Zarte Lyrik und harte Töne
Wirtz bringt mit sattem Sound das Honberg-Zelt zum beben
- Am Freitagabend ist ein Künstler auf dem Honberg-Sommer gekommen, den viele vermutlich erst seit de, Jahr 2015 vom Tauschkonzert „Sing meinen Song“kennen (er gewann dafür einen Bambi); und der Mann schrieb und schreibt noch immer keine Radiohits. Doch Daniel Wirtz, oder einfach nur Wirtz, rockt schon ein paar Jahre länger die Bühnen Deutschlands. Seit dem Jahr 2007 ist der ehemalige Kopf und Sänger von Sub7even mit einer Solokarriere am Start. Er überzeugte seine Fans auf dem Honberg in Tuttlingen mit nachdenklichen, klugen und (selbst-)kritischen Texten.

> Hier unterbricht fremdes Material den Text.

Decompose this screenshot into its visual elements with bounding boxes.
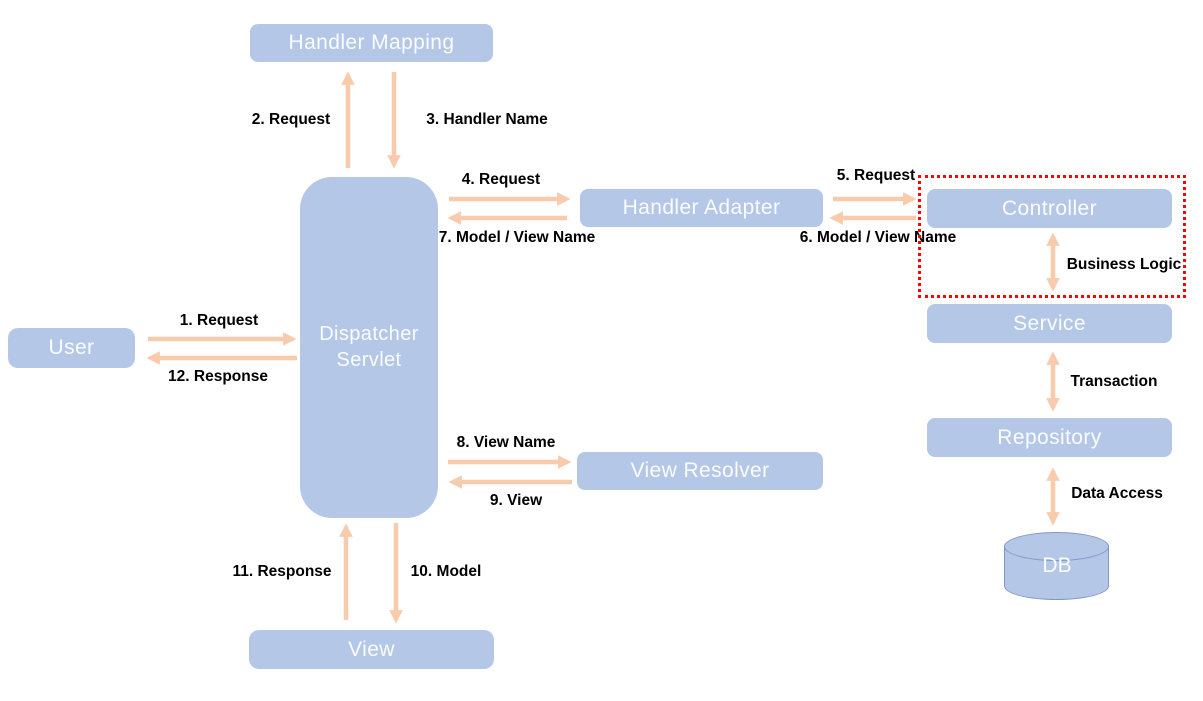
node-dispatcher-servlet: Dispatcher Servlet	[300, 177, 438, 518]
label-step8: 8. View Name	[456, 434, 556, 451]
label-business-logic: Business Logic	[1066, 256, 1182, 273]
node-service: Service	[927, 304, 1172, 343]
label-step12: 12. Response	[168, 368, 268, 385]
label-step5: 5. Request	[836, 167, 916, 184]
node-controller: Controller	[927, 189, 1172, 228]
label-step9: 9. View	[489, 492, 543, 509]
label-step3: 3. Handler Name	[426, 111, 548, 128]
node-handler-adapter: Handler Adapter	[580, 189, 823, 227]
label-step7: 7. Model / View Name	[438, 229, 596, 246]
node-user: User	[8, 328, 135, 368]
label-step11: 11. Response	[232, 563, 332, 580]
node-handler-mapping: Handler Mapping	[250, 24, 493, 62]
label-data-access: Data Access	[1071, 485, 1163, 502]
node-dispatcher-servlet-label: Dispatcher Servlet	[319, 323, 419, 371]
db-cylinder-top	[1004, 532, 1109, 561]
node-db-label: DB	[1042, 554, 1072, 577]
node-view: View	[249, 630, 494, 669]
label-step2: 2. Request	[251, 111, 331, 128]
node-repository: Repository	[927, 418, 1172, 457]
label-step10: 10. Model	[410, 563, 482, 580]
node-db: DB	[1004, 532, 1110, 602]
label-step6: 6. Model / View Name	[799, 229, 957, 246]
label-step1: 1. Request	[179, 312, 259, 329]
node-view-resolver: View Resolver	[577, 452, 823, 490]
label-transaction: Transaction	[1070, 373, 1158, 390]
label-step4: 4. Request	[461, 171, 541, 188]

Bevor er aber mit seiner Band das Rampenlicht betrat, heizte ein Special Guest den Zuhörern ein; wären „Kaffkönig“ein Auto, es wäre ein Fahrzeug, das keine Beschleunigung hat, sondern sofort bei 200 Kilometern in der Stunde startet. Julian Seßler und Marcel Melucci, beide ganz in weiß, zogen vom ersten Ton an eine überaus laute, lustige und selbstbewusste Two-Men-Show ab.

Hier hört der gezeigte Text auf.